Opinião

Apenas o filho da empregada

Correio Braziliense
postado em 11/06/2020 04:16
Em meio à dor, Mirtes Souza desabafou: “Meu filho era uma criança um pouco teimosa, mas é criança. Era criança”. A teimosia não foi o pivô da tragédia, Mirtes. A segurança do seu garoto foi negligenciada porque ele era apenas o filho da empregada. O bem-estar dele não tinha importância. Por isso, foi deixado sozinho no elevador que o levou para a morte.

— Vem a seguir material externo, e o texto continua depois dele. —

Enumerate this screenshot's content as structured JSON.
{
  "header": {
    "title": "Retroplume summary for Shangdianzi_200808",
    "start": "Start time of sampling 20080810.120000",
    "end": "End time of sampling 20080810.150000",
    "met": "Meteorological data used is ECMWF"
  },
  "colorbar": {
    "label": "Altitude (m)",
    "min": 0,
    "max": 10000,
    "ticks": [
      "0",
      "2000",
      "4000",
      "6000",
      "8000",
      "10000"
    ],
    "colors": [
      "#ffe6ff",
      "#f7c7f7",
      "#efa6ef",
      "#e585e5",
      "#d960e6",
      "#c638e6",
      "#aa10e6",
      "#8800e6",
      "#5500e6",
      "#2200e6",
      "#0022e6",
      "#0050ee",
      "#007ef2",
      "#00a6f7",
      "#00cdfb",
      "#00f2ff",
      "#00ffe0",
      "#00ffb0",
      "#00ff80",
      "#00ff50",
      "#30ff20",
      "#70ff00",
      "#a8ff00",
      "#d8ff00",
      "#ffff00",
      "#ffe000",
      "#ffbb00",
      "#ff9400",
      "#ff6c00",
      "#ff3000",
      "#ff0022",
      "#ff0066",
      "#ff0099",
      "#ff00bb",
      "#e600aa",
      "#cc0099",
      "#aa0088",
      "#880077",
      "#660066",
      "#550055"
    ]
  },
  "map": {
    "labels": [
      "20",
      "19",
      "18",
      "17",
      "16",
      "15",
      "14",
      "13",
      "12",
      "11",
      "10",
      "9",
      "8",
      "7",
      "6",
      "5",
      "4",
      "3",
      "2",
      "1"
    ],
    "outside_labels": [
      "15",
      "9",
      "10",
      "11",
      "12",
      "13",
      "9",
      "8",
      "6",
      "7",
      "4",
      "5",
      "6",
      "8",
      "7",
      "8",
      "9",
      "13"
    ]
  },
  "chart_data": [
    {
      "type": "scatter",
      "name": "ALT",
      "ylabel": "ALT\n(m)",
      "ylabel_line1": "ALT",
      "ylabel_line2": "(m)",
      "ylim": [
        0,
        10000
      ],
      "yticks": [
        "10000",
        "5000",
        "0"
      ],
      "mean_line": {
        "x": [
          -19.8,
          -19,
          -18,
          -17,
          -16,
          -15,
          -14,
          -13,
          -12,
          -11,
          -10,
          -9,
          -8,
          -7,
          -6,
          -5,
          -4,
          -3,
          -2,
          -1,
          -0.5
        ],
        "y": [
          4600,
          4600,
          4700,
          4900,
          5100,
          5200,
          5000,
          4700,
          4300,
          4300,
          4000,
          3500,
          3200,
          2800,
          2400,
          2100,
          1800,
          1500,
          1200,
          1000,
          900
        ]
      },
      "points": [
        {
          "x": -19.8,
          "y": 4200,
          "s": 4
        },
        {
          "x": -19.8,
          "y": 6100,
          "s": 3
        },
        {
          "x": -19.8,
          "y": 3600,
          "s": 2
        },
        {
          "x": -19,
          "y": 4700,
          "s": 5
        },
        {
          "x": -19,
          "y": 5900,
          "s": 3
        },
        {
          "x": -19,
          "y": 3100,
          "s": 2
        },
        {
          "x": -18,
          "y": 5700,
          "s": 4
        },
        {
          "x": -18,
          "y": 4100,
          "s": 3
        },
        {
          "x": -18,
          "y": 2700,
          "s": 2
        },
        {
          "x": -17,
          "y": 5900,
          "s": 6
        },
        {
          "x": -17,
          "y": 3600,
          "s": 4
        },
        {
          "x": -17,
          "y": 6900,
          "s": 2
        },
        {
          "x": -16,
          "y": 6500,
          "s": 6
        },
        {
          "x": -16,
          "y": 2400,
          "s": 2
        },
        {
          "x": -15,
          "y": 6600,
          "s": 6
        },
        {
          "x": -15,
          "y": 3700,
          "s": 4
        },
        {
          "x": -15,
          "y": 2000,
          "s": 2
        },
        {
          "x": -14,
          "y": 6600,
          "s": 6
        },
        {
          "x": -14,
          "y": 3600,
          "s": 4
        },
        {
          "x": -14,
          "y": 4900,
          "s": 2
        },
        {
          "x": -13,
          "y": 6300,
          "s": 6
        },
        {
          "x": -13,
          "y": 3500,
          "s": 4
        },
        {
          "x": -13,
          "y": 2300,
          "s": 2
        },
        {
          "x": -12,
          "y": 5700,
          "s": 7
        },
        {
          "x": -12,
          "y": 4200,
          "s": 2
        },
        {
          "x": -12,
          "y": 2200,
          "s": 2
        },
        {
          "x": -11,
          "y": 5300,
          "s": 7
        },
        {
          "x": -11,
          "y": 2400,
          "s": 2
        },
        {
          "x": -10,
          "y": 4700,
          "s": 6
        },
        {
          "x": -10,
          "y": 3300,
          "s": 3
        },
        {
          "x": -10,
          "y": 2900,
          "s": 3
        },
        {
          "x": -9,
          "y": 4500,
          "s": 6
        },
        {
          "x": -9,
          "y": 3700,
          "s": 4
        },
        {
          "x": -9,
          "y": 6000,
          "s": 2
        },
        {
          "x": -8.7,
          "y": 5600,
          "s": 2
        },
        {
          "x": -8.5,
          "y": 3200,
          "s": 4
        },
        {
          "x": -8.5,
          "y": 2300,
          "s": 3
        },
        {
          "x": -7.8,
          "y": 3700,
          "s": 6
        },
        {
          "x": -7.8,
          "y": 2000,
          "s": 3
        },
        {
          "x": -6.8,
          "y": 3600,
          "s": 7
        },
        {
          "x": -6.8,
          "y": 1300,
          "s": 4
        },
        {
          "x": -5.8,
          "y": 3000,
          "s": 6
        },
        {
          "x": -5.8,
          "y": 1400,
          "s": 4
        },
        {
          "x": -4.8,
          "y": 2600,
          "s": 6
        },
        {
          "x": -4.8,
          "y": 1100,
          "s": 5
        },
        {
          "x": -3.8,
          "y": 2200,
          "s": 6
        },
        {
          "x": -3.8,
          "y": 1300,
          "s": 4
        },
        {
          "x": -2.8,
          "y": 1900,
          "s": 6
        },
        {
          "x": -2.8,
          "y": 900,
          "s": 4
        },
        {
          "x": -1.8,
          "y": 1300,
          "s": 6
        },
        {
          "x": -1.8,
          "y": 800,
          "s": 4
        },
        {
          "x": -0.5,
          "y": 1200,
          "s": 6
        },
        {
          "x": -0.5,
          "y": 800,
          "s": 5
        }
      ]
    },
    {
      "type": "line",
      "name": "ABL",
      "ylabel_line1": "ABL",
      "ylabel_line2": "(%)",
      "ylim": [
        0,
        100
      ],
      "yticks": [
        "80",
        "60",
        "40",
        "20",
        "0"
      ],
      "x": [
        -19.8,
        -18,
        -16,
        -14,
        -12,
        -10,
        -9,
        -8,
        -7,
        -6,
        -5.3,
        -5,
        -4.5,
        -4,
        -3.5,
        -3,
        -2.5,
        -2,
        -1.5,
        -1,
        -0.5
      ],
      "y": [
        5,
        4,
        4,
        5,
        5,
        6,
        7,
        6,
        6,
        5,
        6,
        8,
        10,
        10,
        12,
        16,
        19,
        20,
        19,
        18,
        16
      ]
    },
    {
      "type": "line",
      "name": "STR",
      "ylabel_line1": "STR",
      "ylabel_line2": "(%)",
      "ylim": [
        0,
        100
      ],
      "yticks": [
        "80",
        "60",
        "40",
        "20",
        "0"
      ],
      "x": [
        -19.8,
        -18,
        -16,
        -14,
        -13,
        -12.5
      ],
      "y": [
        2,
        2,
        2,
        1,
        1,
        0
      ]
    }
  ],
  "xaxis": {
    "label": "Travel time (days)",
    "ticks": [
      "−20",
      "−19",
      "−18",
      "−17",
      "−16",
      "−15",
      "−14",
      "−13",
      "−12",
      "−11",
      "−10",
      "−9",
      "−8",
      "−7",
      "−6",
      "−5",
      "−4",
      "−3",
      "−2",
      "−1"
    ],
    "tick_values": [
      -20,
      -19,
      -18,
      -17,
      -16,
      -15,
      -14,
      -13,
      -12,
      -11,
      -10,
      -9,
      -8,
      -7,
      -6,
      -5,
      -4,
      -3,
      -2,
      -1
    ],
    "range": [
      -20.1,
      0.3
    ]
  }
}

O Brasil comoveu-se com a morte de Miguel, de 5 anos, que despencou do nono andar de um edifício num condomínio de luxo do Recife. A indignação foi geral contra Sari Corte, a patroa de Mirtes, que tinha ficado com a responsabilidade de cuidar do menino enquanto a mãe dele cumpria as ordens da madame de passear com o cachorro da família. As imagens das câmeras de segurança são revoltantes. O garoto, desesperado atrás da mãe, entra no elevador, seguido pela patroa. Ela conversa com a criança, aperta um botão no painel e deixa as portas se fecharem. Sozinho, ele desce no nono andar, onde escalou uma grade e caiu 35 metros.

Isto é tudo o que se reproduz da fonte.